Right after the cut, the market turned upward. I invested in the hydrogen sector, which I viewed as undervalued, and captured meaningful gains. In the fourth week of September, however, equities pulled back—triggered not by data but by the Fed’s remarks, which made the move harder to anticipate.
2. Inflation and Employment Indicators
U.S. inflation remains above the 2% target:
- August PCE: +0.3% m/m
- Core PCE: +0.2% m/m
- PCE YoY: 2.7%, Core PCE YoY: 2.9%
Employment remains resilient (weekly jobless claims: 218k, a two-month low). The market interprets strong labor as a reason to delay further cuts, creating a dynamic where:
- Strong jobs → fewer cuts priced → equities fall
- Weak jobs → more cuts priced → equities rise
This fixation on rate cuts—rather than fundamentals—has become a defining feature of the tape.

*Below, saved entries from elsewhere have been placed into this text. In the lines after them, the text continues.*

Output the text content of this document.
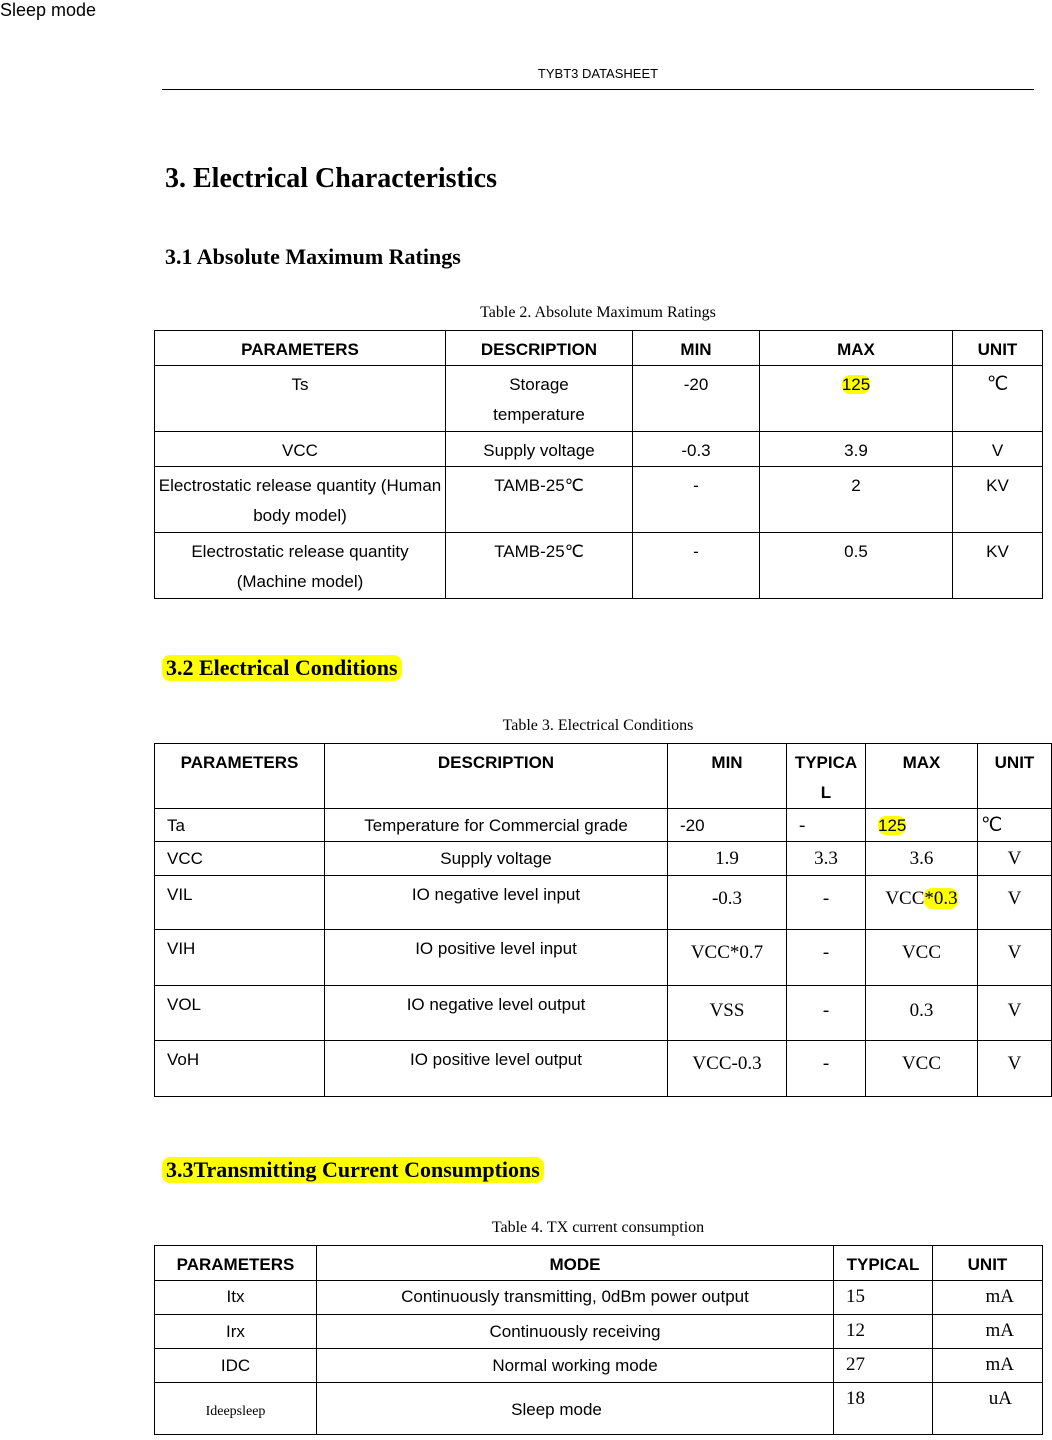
Sleep mode
TYBT3 DATASHEET
3. Electrical Characteristics
3.1 Absolute Maximum Ratings
Table 2. Absolute Maximum Ratings
PARAMETERS	DESCRIPTION	MIN	MAX	UNIT
Ts	Storage temperature	-20	125	℃
VCC	Supply voltage	-0.3	3.9	V
Electrostatic release quantity (Human body model)	TAMB-25℃	-	2	KV
Electrostatic release quantity (Machine model)	TAMB-25℃	-	0.5	KV
3.2 Electrical Conditions
Table 3. Electrical Conditions
PARAMETERS	DESCRIPTION	MIN	TYPICAL	MAX	UNIT
Ta	Temperature for Commercial grade	-20	-	125	℃
VCC	Supply voltage	1.9	3.3	3.6	V
VIL	IO negative level input	-0.3	-	VCC*0.3	V
VIH	IO positive level input	VCC*0.7	-	VCC	V
VOL	IO negative level output	VSS	-	0.3	V
VoH	IO positive level output	VCC-0.3	-	VCC	V
3.3Transmitting Current Consumptions
Table 4. TX current consumption
PARAMETERS	MODE	TYPICAL	UNIT
Itx	Continuously transmitting, 0dBm power output	15	mA
Irx	Continuously receiving	12	mA
IDC	Normal working mode	27	mA
Ideepsleep	Sleep mode	18	uA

3. Powell’s Remarks and Valuation
“Fed Chair Powell pointed out that stocks are ‘fairly highly valued.’ Bank of America noted that 19 out of 20 valuation metrics it tracks show historically expensive conditions.”
Business Insider (link)
When Powell said on Sept 23 that “asset prices are fairly high,” the Nasdaq and tech sold off immediately—another sign that the market is reacting more to Fed rhetoric than to underlying earnings power.
4. Healthy Corrections & Historical Context
From my study and experience, the deepest drawdowns tend to occur when markets are ignored. After the 1929 depression and the 2000 dot-com bust, neglect amplified declines. Today, by contrast, policymakers are openly calling out excess—suggesting an attempt to induce a healthier correction, not herald collapse.
“Corrections are healthy. They’re normal. What’s not healthy is straight-up … euphoric markets. That’s how you get a financial crisis.”
Axios – Treasury Secretary Scott Bessent (link)
For sustained gains, a measured pullback is not only natural but necessary—even if the drawdown is 10% or 20%.
5. Geopolitical Risks
- Middle East: Kurdish crude exports remain stalled; WTI pushed above $65.
- Russia–Ukraine: ongoing conflict and European provocations.
- China: persistent pressure around Taiwan and regional dominance.
- U.S. trade policy: Sept 26 tariffs (pharma 100%, heavy trucks 25%, furniture 30%, etc.; effective Oct 1) risk supply-chain shock and inflation re-acceleration.
6. Strategic Implications
“Morgan Stanley said stocks are at risk of a correction if the Fed makes the right call on the economy … the market is overly reliant on rate-cut expectations, and if the Fed fails to meet those expectations, a correction is likely.”
MarketWatch (link)
I agree. Positioning is skewed toward a dovish Fed; small policy surprises can magnify volatility.
7. Hydrogen Sector: My Positioning
I still view hydrogen as undervalued, but short-term risks are high.
- Near term: take partial profits to manage risk.
- Mid/long term: 7 U.S. hydrogen hubs and 2030 clean-hydrogen targets remain supportive; Microsoft/Equinix fuel-cell pilots are promising but still early.
Conclusion
Rates vs. equities, the paradox of jobs/inflation, persistent geopolitics, and hydrogen’s risk/reward all point to a market over-reliant on the Fed’s words. My approach: protect on the way down, stay selective on structural growth themes on the way up.